State/Local Drinking Water & Wastewater Infrastructure – The EPA spends about $860 million a year funding states/localities to improve drinking water infrastructure and about $1.4 billion per year funding states/localities to upgrade sewage treatment and other municipal wastewater infrastructure.
Sewage Rules – The EPA sets rules to prevent raw sewage from polluting our drinking water sources.
Protecting fish and fishing jobs – The EPA sets surface water standards that protect fish and shellfish, and related fishing jobs, from toxic pollution.
Beachgoer Protection – The EPA protects beachgoers from pollution by establishing minimum national water quality standards and guidelines for swimming.
Clean Air and Climate Protection
The EPA sets limits on dangerous air pollutants from factories, refineries, power plants, oil and gas extraction, and vehicles. These limits protect public health, helping prevent asthma attacks, birth defects, respiratory and cardiovascular disease and cancer.
Greenhouse Gases, including CO2 Pollution Limits – The EPA has a critical role in limiting greenhouse gases, including CO2, pollution from power plants, motor vehicles, and other sources that drives dangerous climate change.

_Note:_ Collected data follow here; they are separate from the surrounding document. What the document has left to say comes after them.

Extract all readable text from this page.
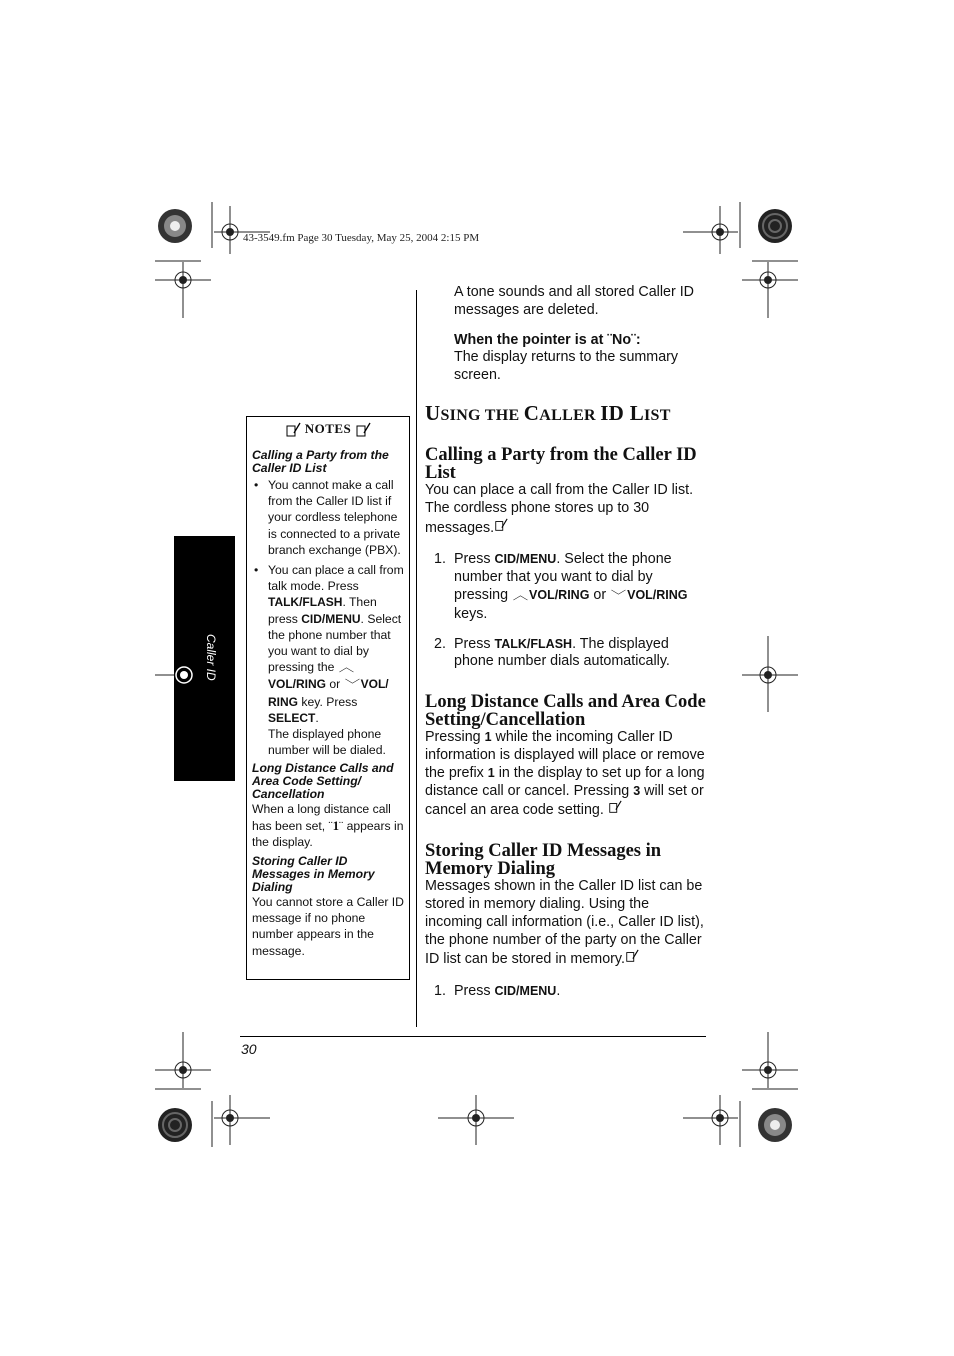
43-3549.fm Page 30 Tuesday, May 25, 2004 2:15 PM
Caller ID
NOTES

Calling a Party from the Caller ID List

• You cannot make a call from the Caller ID list if your cordless telephone is connected to a private branch exchange (PBX).
• You can place a call from talk mode. Press TALK/FLASH. Then press CID/MENU. Select the phone number that you want to dial by pressing the ︿ VOL/RING or ﹀VOL/ RING key. Press SELECT.
The displayed phone number will be dialed.

Long Distance Calls and Area Code Setting/ Cancellation

When a long distance call has been set, ¨1¨ appears in the display.

Storing Caller ID Messages in Memory Dialing

You cannot store a Caller ID message if no phone number appears in the message.

A tone sounds and all stored Caller ID messages are deleted.

When the pointer is at ¨No¨:
The display returns to the summary screen.

USING THE CALLER ID LIST
Calling a Party from the Caller ID List

You can place a call from the Caller ID list. The cordless phone stores up to 30 messages.

1. Press CID/MENU. Select the phone number that you want to dial by pressing ︿VOL/RING or ﹀VOL/RING keys.
2. Press TALK/FLASH. The displayed phone number dials automatically.
Long Distance Calls and Area Code Setting/Cancellation

Pressing 1 while the incoming Caller ID information is displayed will place or remove the prefix 1 in the display to set up for a long distance call or cancel. Pressing 3 will set or cancel an area code setting.

Storing Caller ID Messages in Memory Dialing

Messages shown in the Caller ID list can be stored in memory dialing. Using the incoming call information (i.e., Caller ID list), the phone number of the party on the Caller ID list can be stored in memory.

1. Press CID/MENU.
30
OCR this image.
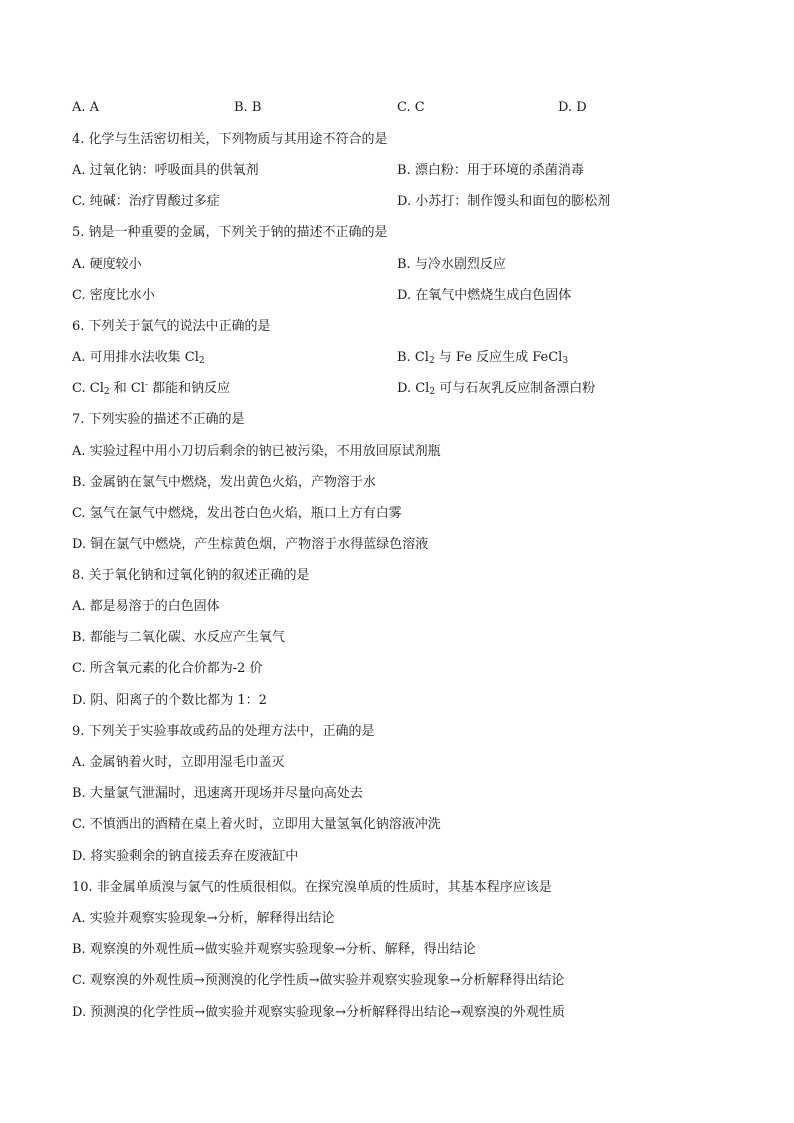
A. A	B. B	C. C	D. D
4. 化学与生活密切相关，下列物质与其用途不符合的是
A. 过氧化钠：呼吸面具的供氧剂	B. 漂白粉：用于环境的杀菌消毒
C. 纯碱：治疗胃酸过多症	D. 小苏打：制作馒头和面包的膨松剂
5. 钠是一种重要的金属，下列关于钠的描述不正确的是
A. 硬度较小	B. 与冷水剧烈反应
C. 密度比水小	D. 在氧气中燃烧生成白色固体
6. 下列关于氯气的说法中正确的是
A. 可用排水法收集 $Cl_2$	B. $Cl_2$ 与 Fe 反应生成 FeCl$_3$
C. $Cl_2$ 和 Cl- 都能和钠反应	D. $Cl_2$ 可与石灰乳反应制备漂白粉
7. 下列实验的描述不正确的是
A. 实验过程中用小刀切后剩余的钠已被污染，不用放回原试剂瓶
B. 金属钠在氯气中燃烧，发出黄色火焰，产物溶于水
C. 氢气在氯气中燃烧，发出苍白色火焰，瓶口上方有白雾
D. 铜在氯气中燃烧，产生棕黄色烟，产物溶于水得蓝绿色溶液
8. 关于氧化钠和过氧化钠的叙述正确的是
A. 都是易溶于的白色固体
B. 都能与二氧化碳、水反应产生氧气
C. 所含氧元素的化合价都为-2 价
D. 阴、阳离子的个数比都为 1：2
9. 下列关于实验事故或药品的处理方法中，正确的是
A. 金属钠着火时，立即用湿毛巾盖灭
B. 大量氯气泄漏时，迅速离开现场并尽量向高处去
C. 不慎洒出的酒精在桌上着火时，立即用大量氢氧化钠溶液冲洗
D. 将实验剩余的钠直接丢弃在废液缸中
10. 非金属单质溴与氯气的性质很相似。在探究溴单质的性质时，其基本程序应该是
A. 实验并观察实验现象→分析，解释得出结论
B. 观察溴的外观性质→做实验并观察实验现象→分析、解释，得出结论
C. 观察溴的外观性质→预测溴的化学性质→做实验并观察实验现象→分析解释得出结论
D. 预测溴的化学性质→做实验并观察实验现象→分析解释得出结论→观察溴的外观性质
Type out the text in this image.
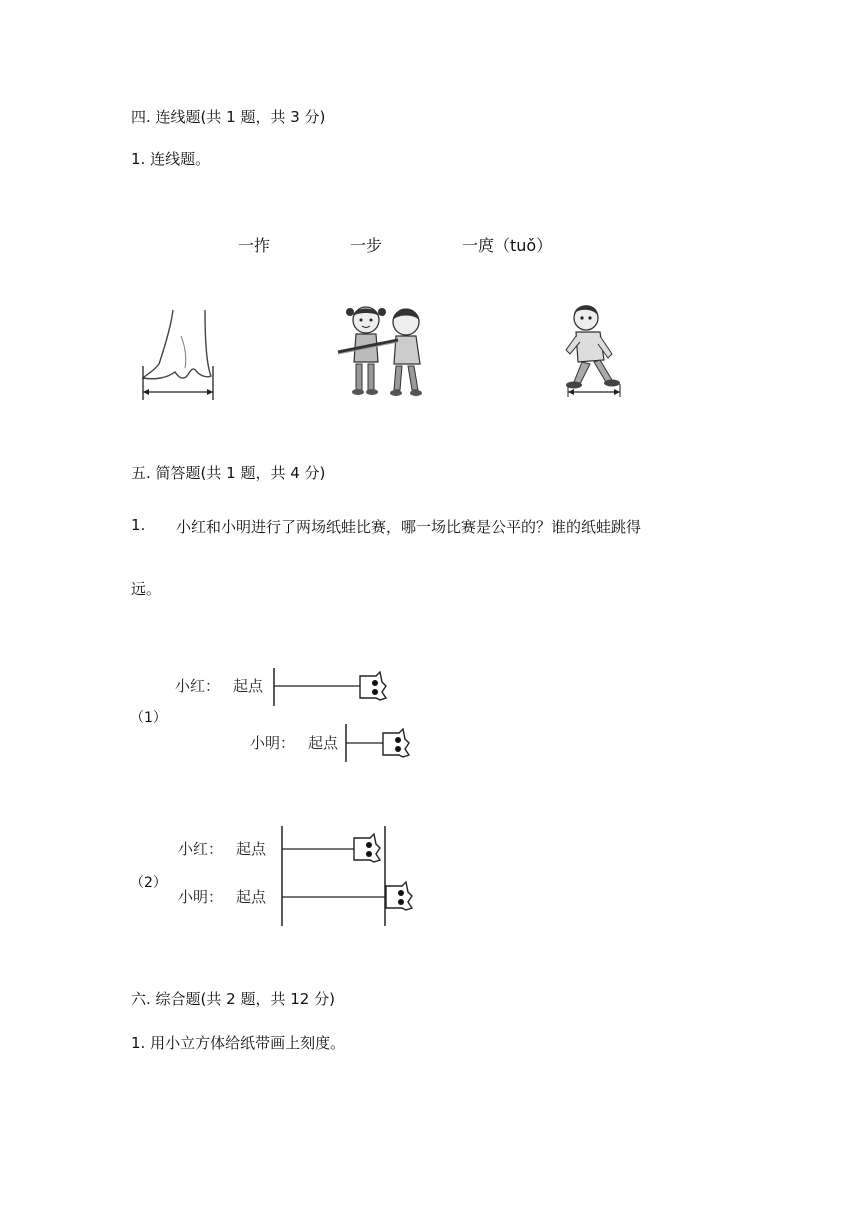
四. 连线题(共 1 题，共 3 分)
1. 连线题。
一拃	一步	一庹（tuǒ）
五. 简答题(共 1 题，共 4 分)
1. 小红和小明进行了两场纸蛙比赛，哪一场比赛是公平的？谁的纸蛙跳得
远。
（1）
小红： 起点
小明： 起点
（2）
小红： 起点
小明： 起点
六. 综合题(共 2 题，共 12 分)
1. 用小立方体给纸带画上刻度。
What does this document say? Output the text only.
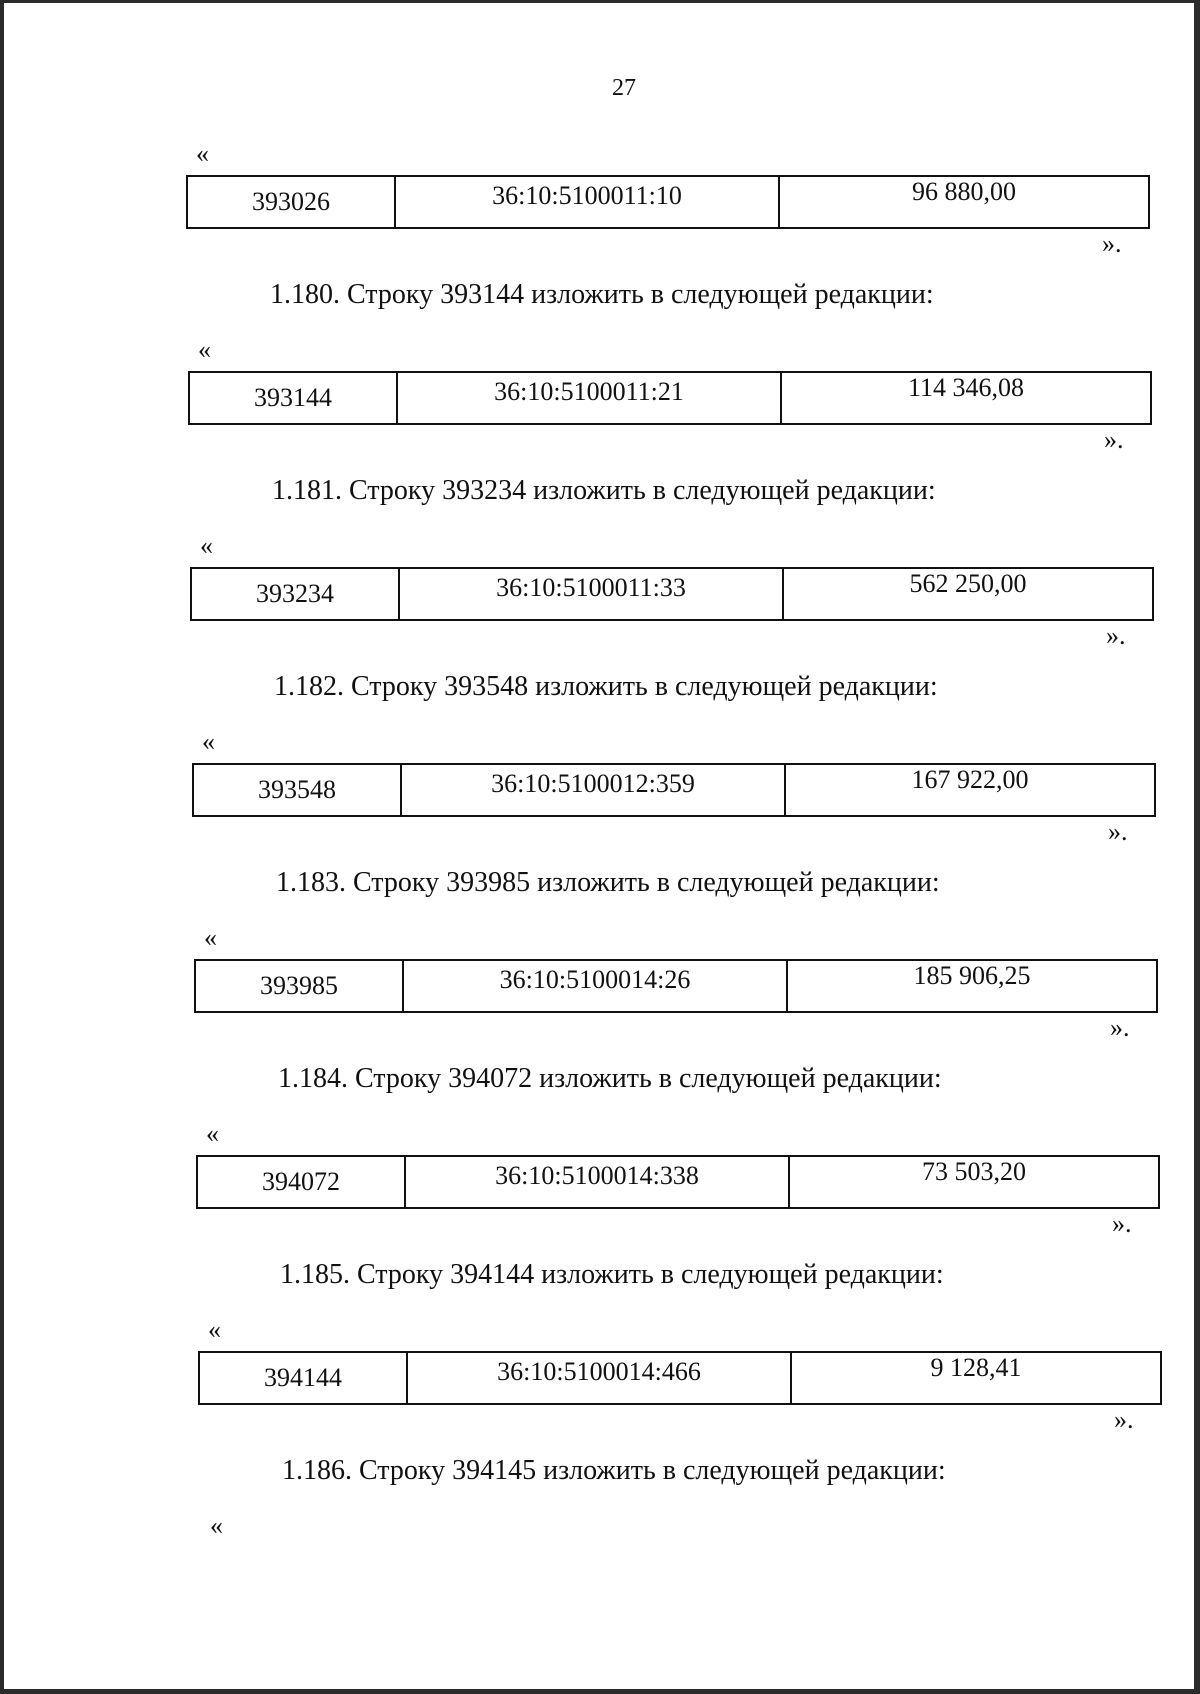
27
«
393026	36:10:5100011:10	96 880,00
».
1.180. Строку 393144 изложить в следующей редакции:
«
393144	36:10:5100011:21	114 346,08
».
1.181. Строку 393234 изложить в следующей редакции:
«
393234	36:10:5100011:33	562 250,00
».
1.182. Строку 393548 изложить в следующей редакции:
«
393548	36:10:5100012:359	167 922,00
».
1.183. Строку 393985 изложить в следующей редакции:
«
393985	36:10:5100014:26	185 906,25
».
1.184. Строку 394072 изложить в следующей редакции:
«
394072	36:10:5100014:338	73 503,20
».
1.185. Строку 394144 изложить в следующей редакции:
«
394144	36:10:5100014:466	9 128,41
».
1.186. Строку 394145 изложить в следующей редакции:
«
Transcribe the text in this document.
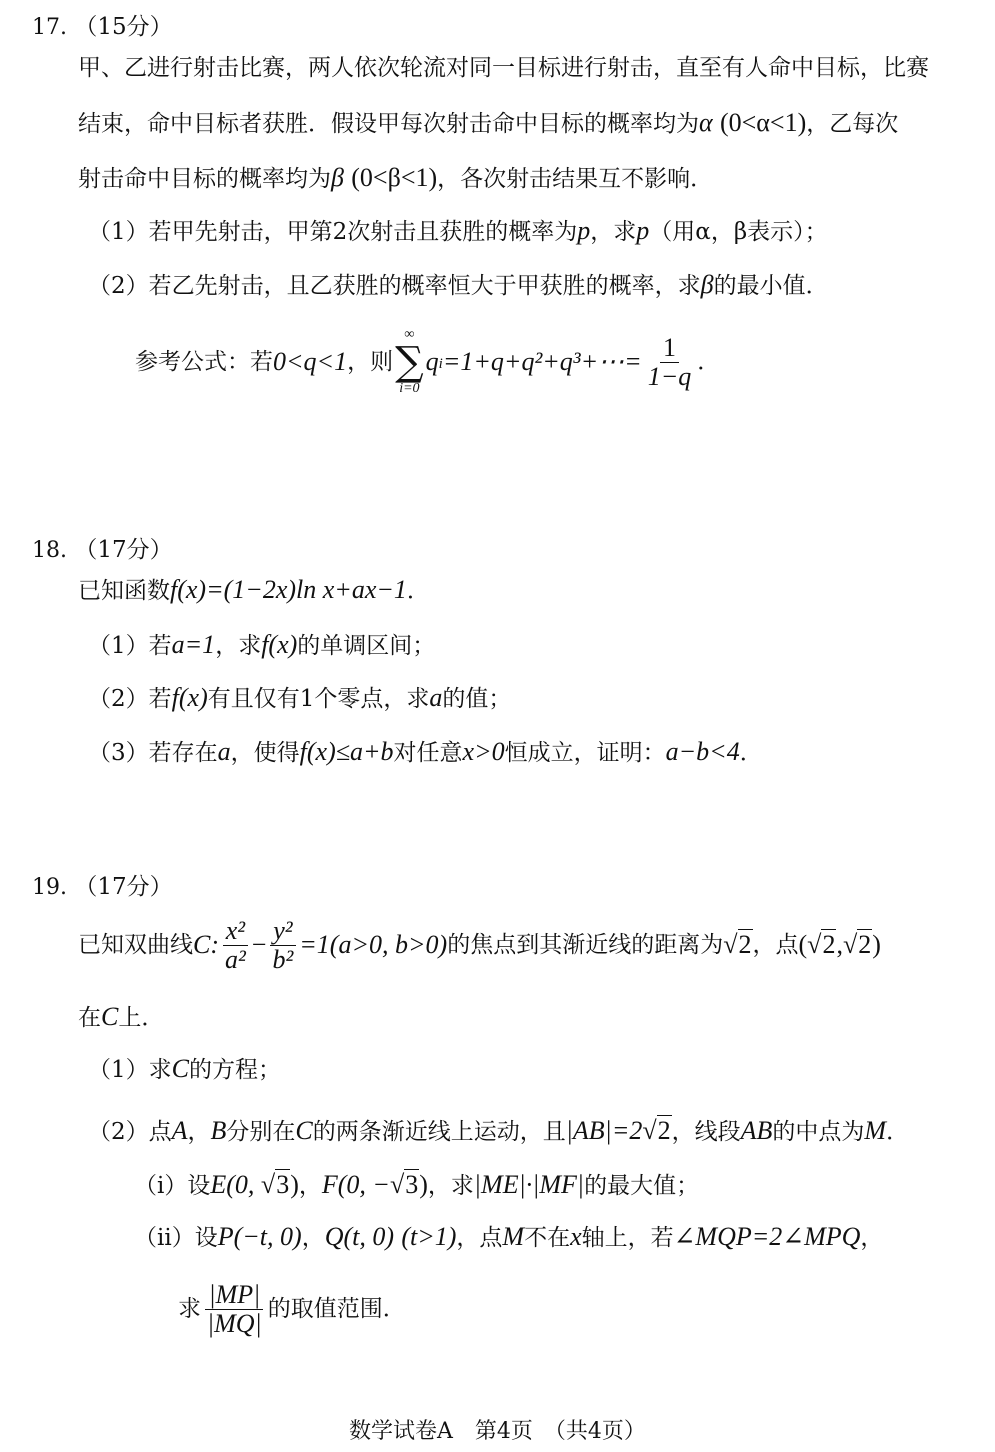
17. （15分）
甲、乙进行射击比赛，两人依次轮流对同一目标进行射击，直至有人命中目标，比赛
结束，命中目标者获胜．假设甲每次射击命中目标的概率均为α (0<α<1)，乙每次
射击命中目标的概率均为β (0<β<1)，各次射击结果互不影响．
（1）若甲先射击，甲第2次射击且获胜的概率为p，求p（用α，β表示）；
（2）若乙先射击，且乙获胜的概率恒大于甲获胜的概率，求β的最小值．
参考公式：若 0<q<1 ，则
∞
∑
i=0
q i =1+q+q²+q³+⋯= $\frac{1}{1-q}$ ．
18. （17分）
已知函数f(x)=(1−2x)ln x+ax−1．
（1）若a=1，求f(x)的单调区间；
（2）若f(x)有且仅有1个零点，求a的值；
（3）若存在a，使得f(x)≤a+b对任意x>0恒成立，证明：a−b<4．
19. （17分）
已知双曲线 C: $\frac{\text{x²}}{\text{a²}} - \frac{\text{y²}}{\text{b²}} =1(a>0$, b>0) 的焦点到其渐近线的距离为 √2 ，点 ( √2 , √2 )
在C上．
（1）求C的方程；
（2）点A，B分别在C的两条渐近线上运动，且|AB|=2√2，线段AB的中点为M．
（i）设E(0, √3)，F(0, −√3)，求|ME|·|MF|的最大值；
（ii）设P(−t, 0)，Q(t, 0) (t>1)，点M不在x轴上，若∠MQP=2∠MPQ，
求 $\frac{|MP|}{|MQ|}$ 的取值范围．
数学试卷A　第4页　（共4页）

Smog-forming, Soot Pollution and Toxic Air Limits – The EPA sets health standards for air pollution to guarantee all Americans the right to breathe safe air. It also sets limits on pollution from power plants, motor vehicles and other sources.
CFCs and Ozone Depleting Chemicals – The EPA is responsible for saving the ozone layer and preventing millions of cases of skin cancer by eliminating CFCs and other ozone-depleting chemicals.
Pollution Reporting – The EPA puts out a report each year called the Toxics Release Inventory, supporting the public’s Right to Know about air and water pollution and contaminated land in communities around the nation.
The EPA reviews applications for new chemicals to ensure they are safe before they are allowed on the market.
The EPA makes sure that roach sprays, mosquito repellents, flea collars, and other products kill bugs without poisoning people.
The EPA reviews the safety of pesticides and herbicides sprayed on food crops, golf courses, public rights-of-way, etc. It can limit or prohibit uses when it determines a chemical isn’t safe for human health or the environment.
Oil and Gas Waste Disposal
The EPA helps guide states in the handling and disposal of oil and gas waste, including toxic waste.
Hazardous and Solid Waste Regulations
The EPA administers safeguards for how hazardous and non-hazardous waste is generated, transported, treated, stored, and disposed.
The EPA prepares for and responds to emergencies involving radioactive materials, deploying response team to work with agencies at all levels, monitoring radioactivity, and providing guidelines on how to protect people from unhealthy levels of radiation.
The EPA supports efforts to revitalize local economies and make communities healthier and more livable in collaboration with government agencies, NGOs and the private sector. For example, it provides small grants, technical assistance, reports, and other analyses to support best practices in disaster-resilient community design.